The facilities holding the nation’s collections desperately need to be modernized, fitted with environmental controls to prevent deterioration and their collections need to be digitized to allow for greater accessibility.    Of course, all this costs money, which is especially hard to come by now, at both state and federal levels.

One success story is that of Oklahoma, where residents understood that collections are part of their heritage and merit preservation.   In the 1940s through much of the 1990s, collections were housed in a horse stable, a gun shed and scattered among various academic buildings of the University of Oklahoma.  The efforts of a group of concerned citizens led to the passage of a $5 million city bond, leading to more funds and ultimately, a new facility—the Sam Noble Oklahoma Museum of Natural History.
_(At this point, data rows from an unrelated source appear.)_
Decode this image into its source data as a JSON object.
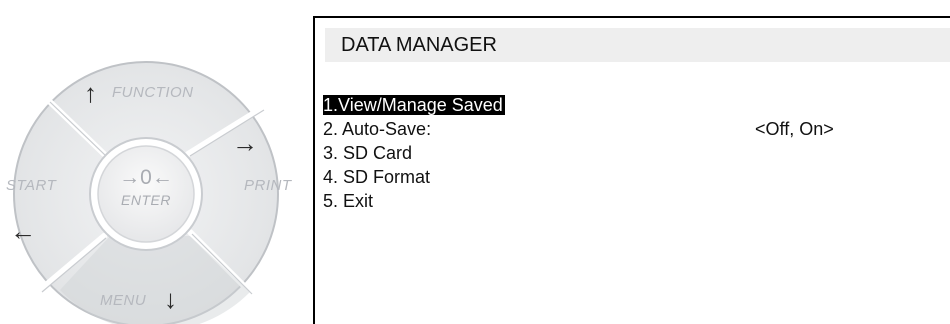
{
  "keypad": {
    "function_label": "FUNCTION",
    "print_label": "PRINT",
    "menu_label": "MENU",
    "start_label": "START",
    "enter_symbol": "→0←",
    "enter_label": "ENTER",
    "up_arrow": "↑",
    "right_arrow": "→",
    "left_arrow": "←",
    "down_arrow": "↓"
  },
  "screen": {
    "title": "DATA MANAGER",
    "items": [
      {
        "label": "1.View/Manage Saved",
        "selected": true
      },
      {
        "label": "2. Auto-Save:",
        "selected": false
      },
      {
        "label": "3. SD Card",
        "selected": false
      },
      {
        "label": "4. SD Format",
        "selected": false
      },
      {
        "label": "5. Exit",
        "selected": false
      }
    ],
    "autosave_options": "<Off, On>"
  }
}
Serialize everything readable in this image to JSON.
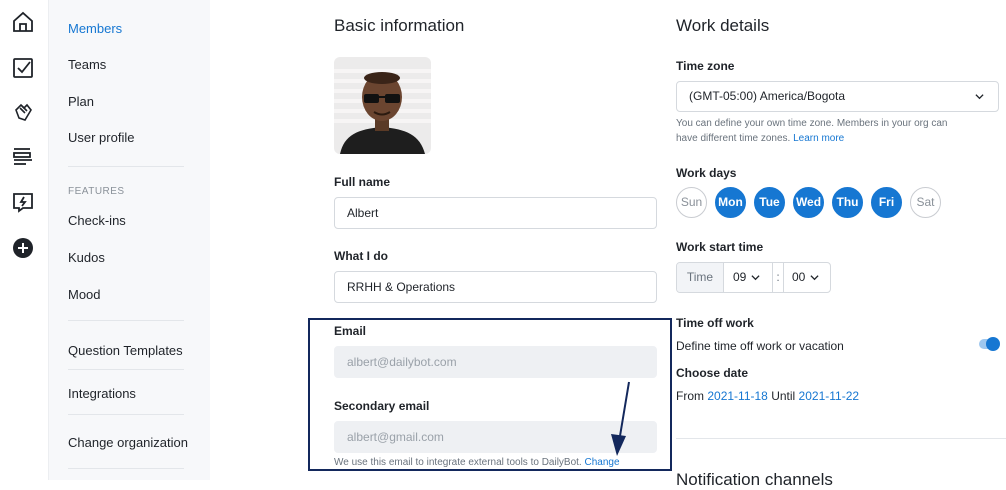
{
  "rail": {
    "icons": [
      "home-icon",
      "checkin-icon",
      "kudos-hands-icon",
      "reports-icon",
      "forms-icon",
      "add-icon"
    ]
  },
  "sidebar": {
    "items_top": [
      {
        "label": "Members",
        "active": true
      },
      {
        "label": "Teams"
      },
      {
        "label": "Plan"
      },
      {
        "label": "User profile"
      }
    ],
    "features_title": "FEATURES",
    "features": [
      {
        "label": "Check-ins"
      },
      {
        "label": "Kudos"
      },
      {
        "label": "Mood"
      }
    ],
    "question_templates": "Question Templates",
    "integrations": "Integrations",
    "change_org": "Change organization"
  },
  "basic": {
    "title": "Basic information",
    "full_name_label": "Full name",
    "full_name": "Albert",
    "what_label": "What I do",
    "what_value": "RRHH & Operations",
    "email_label": "Email",
    "email_value": "albert@dailybot.com",
    "secondary_label": "Secondary email",
    "secondary_value": "albert@gmail.com",
    "email_help": "We use this email to integrate external tools to DailyBot.",
    "change_link": "Change"
  },
  "work": {
    "title": "Work details",
    "tz_label": "Time zone",
    "tz_value": "(GMT-05:00) America/Bogota",
    "tz_help_1": "You can define your own time zone. Members in your org can",
    "tz_help_2": "have different time zones.",
    "learn_more": "Learn more",
    "days_label": "Work days",
    "days": [
      {
        "label": "Sun",
        "on": false
      },
      {
        "label": "Mon",
        "on": true
      },
      {
        "label": "Tue",
        "on": true
      },
      {
        "label": "Wed",
        "on": true
      },
      {
        "label": "Thu",
        "on": true
      },
      {
        "label": "Fri",
        "on": true
      },
      {
        "label": "Sat",
        "on": false
      }
    ],
    "start_label": "Work start time",
    "time_word": "Time",
    "hour": "09",
    "minute": "00",
    "colon": ":",
    "timeoff_label": "Time off work",
    "timeoff_desc": "Define time off work or vacation",
    "timeoff_enabled": true,
    "choose_date_label": "Choose date",
    "from_word": "From",
    "from_date": "2021-11-18",
    "until_word": "Until",
    "until_date": "2021-11-22",
    "next_section_partial": "Notification channels"
  },
  "colors": {
    "accent": "#1677d2",
    "highlight_border": "#13285c",
    "arrow": "#13285c"
  }
}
At the federal level, the National Science Foundation is providing funding for some 130 facilities to digitize their collections.  iDigBio is the hub of this effort.   And in 2008, the White House Office of Science and Technology Policy released the report, “Scientific Collections: Mission Critical Infrastructure for Federal Science Agencies.”  The report describes the science collections managed by the federal government, how the collections are used and recommendations to preserve and manage them to benefit the nation as well as the scientific enterprise.

Michael Mares also spoke of the need for a new generation of taxonomists—those who are trained to identify, name, and classify organisms.  Many of the country’s taxonomists are old like he is, said Mares, and “if you can’t identify something, you don’t know anything.”